Asymptotic limits of operators similar to normal operators

TL;DR

This paper generalizes Sz.-Nagy's theorem to operators similar to normal operators and characterizes the strong operator topology limits of their self-adjoint iterates, strengthening the understanding of contractions similar to unitaries.

Contribution

It extends Sz.-Nagy's theorem to a broader class of operators and characterizes their asymptotic behavior in the strong operator topology.

Findings

Generalization of the necessity part of Sz.-Nagy's theorem for normal-like operators.

Characterization of strong operator topology limits of self-adjoint iterates.
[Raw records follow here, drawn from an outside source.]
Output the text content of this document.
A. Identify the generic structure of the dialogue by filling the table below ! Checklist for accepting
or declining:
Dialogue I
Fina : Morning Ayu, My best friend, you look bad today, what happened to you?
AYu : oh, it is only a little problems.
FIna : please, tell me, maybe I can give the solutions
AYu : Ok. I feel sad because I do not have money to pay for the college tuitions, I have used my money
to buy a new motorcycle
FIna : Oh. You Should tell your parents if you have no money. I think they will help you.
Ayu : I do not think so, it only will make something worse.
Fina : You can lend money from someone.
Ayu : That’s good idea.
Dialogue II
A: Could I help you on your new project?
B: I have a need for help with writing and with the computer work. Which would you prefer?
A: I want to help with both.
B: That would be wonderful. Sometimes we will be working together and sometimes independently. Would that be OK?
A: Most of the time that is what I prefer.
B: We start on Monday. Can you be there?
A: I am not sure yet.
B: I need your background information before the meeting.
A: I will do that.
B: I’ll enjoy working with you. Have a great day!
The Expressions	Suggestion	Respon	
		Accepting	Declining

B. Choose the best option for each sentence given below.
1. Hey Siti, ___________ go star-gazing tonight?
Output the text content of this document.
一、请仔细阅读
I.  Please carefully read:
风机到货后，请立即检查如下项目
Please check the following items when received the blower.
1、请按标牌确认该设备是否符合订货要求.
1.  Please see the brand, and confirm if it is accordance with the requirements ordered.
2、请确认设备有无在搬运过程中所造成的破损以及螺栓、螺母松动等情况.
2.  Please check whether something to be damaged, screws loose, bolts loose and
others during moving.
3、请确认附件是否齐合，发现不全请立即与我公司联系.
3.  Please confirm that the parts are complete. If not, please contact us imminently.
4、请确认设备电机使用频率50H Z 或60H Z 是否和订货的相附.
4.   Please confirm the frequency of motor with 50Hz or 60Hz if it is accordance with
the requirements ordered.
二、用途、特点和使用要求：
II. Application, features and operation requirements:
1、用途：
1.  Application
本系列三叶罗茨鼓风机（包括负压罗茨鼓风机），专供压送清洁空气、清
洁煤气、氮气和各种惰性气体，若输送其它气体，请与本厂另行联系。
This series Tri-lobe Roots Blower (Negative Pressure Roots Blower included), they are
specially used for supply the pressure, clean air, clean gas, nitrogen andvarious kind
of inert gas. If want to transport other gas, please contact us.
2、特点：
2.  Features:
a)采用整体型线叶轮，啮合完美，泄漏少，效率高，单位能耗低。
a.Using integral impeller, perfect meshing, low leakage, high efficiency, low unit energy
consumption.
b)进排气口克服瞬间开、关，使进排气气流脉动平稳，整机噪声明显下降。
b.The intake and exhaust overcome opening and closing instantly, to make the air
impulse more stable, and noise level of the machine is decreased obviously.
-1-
Strengthening of Sz.-Nagy's theorem for contractions on infinite-dimensional spaces.

Abstract

Sz.-Nagy's famous theorem states that a bounded operator $T$ which acts on a complex Hilbert space $\mathcal{H}$ is similar to a unitary operator if and only if $T$ is invertible and both $T$ and $T^{-1}$ are power bounded. There is an equivalent reformulation of that result which considers the self-adjoint iterates of $T$ and uses a Banach limit $L$. In this paper first we present a generalization of the necessity part in Sz.-Nagy's result concerning operators that are similar to normal operators. In the second part we provide characterization of all possible strong operator topology limits of the self-adjoint iterates of those contractions which are similar to unitary operators and act on a separable infinite-dimensional Hilbert space. This strengthens Sz.-Nagy's theorem for contractions.